En dépit de leurs « apparences extérieures de famille d’intellectuels très bien nés », les Stephen trempaient un peu dans le monde de la mode, avec George Duckworth. Mais c’est la marquise de Bath, et ses filles qu’il était impensable de trouver vulgaires, même si elles s’habillaient sans grâce, qui lui auraient inoculé le mal. Quand elle déjeunait ou dînait avec la vieille lady Bath, Virginia tremblait d’une extase faite «  de plaisir, de terreur, de rire et de stupéfaction ». 

 

Assise en bout de table « sur un fauteuil estampillé de la couronne et des armes des Thynnes », lady Bath consultait de temps en temps deux montres qu’elle avait posées sur deux coussins, sur une table à côté d’elle – pour une raison inconnue. « Son indifférence à l’égard de ce qu’on pensait d’elle m’intriguait et me ravissait. » Et aussi sa manière d’interroger son majordome à tout propos – « l’aristocrate est plus libre, plus naturelle, plus excentrique que nous. » Or « Lady Bath était simple à l’extrême. » Ses filles « ne savaient l’orthographe. » Et voilà pourquoi Virginia veut des couronnes, « de vieilles couronnes qui portent avec elles des terres et des maisons de campagne, des couronnes qui entretiennent la simplicité, l’excentricité et l’aisance, et tant de confiance en votre propre position que vous pouvez entourer votre assiette de montres Waterbury et donner de vos propres mains des os sanglants à manger aux chiens. »

 

Une fois lancée, Virginia se dit fascinée par les salons illuminés, les gens bien habillés, accumule les flagrants délits de snobisme.
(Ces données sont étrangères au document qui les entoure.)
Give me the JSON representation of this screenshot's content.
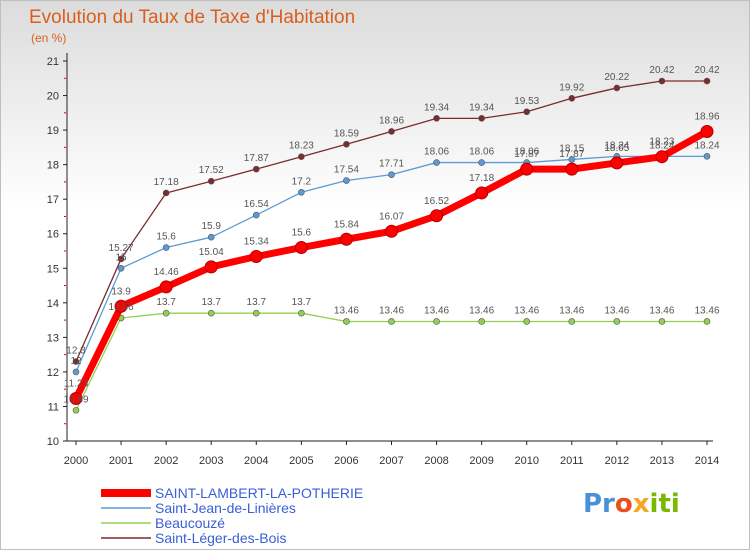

La première invitation de Sybil Colefax, par exemple, une douzaine d’années plus tôt. Elle l’invitait à prendre le thé « pour rencontrer Paul Valéry ». La romancière voyait assez souvent des écrivains pour résister à un tel motif et surtout, elle avait un « complexe à l’égard des robes ». Elle détestait être mal habillée, mais aussi acheter des vêtements. Plus précisément, acheter des jarretières. Et la voilà qui confesse son horreur des essayages au fond de la boutique, où il faut se montrer en jupons, où « des femmes en satin noir brillant vous toisent en pouffant. » L’époque étant aux jupes courtes, « il fallait des bas impeccables » et donc de nouvelles jarretières – trop pénible.

 

Drôlerie de la prétendue « gribouilleuse » plus préoccupée de son apparence « en tant que femme » que de sa réputation littéraire (peu troublée par les critiques sauf celles de ses amis). Magnifique repartie en face d’Arnold Bennett qui l’a « traînée dans la boue » à propos de son dernier livre et qui s’en excuse dans le salon d’Argyll House en la voyant s’approcher, bégayant même : « Vous ne pouvez haïr mes livres comme je hais les vôtres, Mr. Bennett. » Lady Colefax apprécie tant la petite scène que voilà Virginia « promue instantanément du thé à la viande ». Les dîners qui s’ensuivront, la conversation de Sir Arthur, sa dernière visite à Argyll House après la mort de ce dernier, au milieu de meubles étiquetés pour la vente aux enchères… Virginia raconte à merveille.

 

« La valeur du rire » (le propre de l’homme, a-t-on jamais vu rire un chien ?) précède « La nièce d’un comte », ébouriffant aperçu des distinctions sociales chères aux Anglais. « Brummel le Beau » peint avec ironie et sensibilité le dandy à côté de qui « tout le monde semblait trop habillé, ou mal habillé – certains même positivement sales ». « La robe neuve » ou la détresse de Mabel : en saluant Clarissa Dalloway, elle prend conscience que quelque chose ne va pas. « La robe de soie jaune pâle, bêtement démodée, avec sa longue jupe et ses hautes manches et sa taille et toutes ces choses qui semblaient si charmantes dans le livre de mode, mais pas sur elle » lui donne à tel point la sensation d’être une mouche qui rampe pour atteindre le bord de la tasse qu’elle finit par quitter la réception.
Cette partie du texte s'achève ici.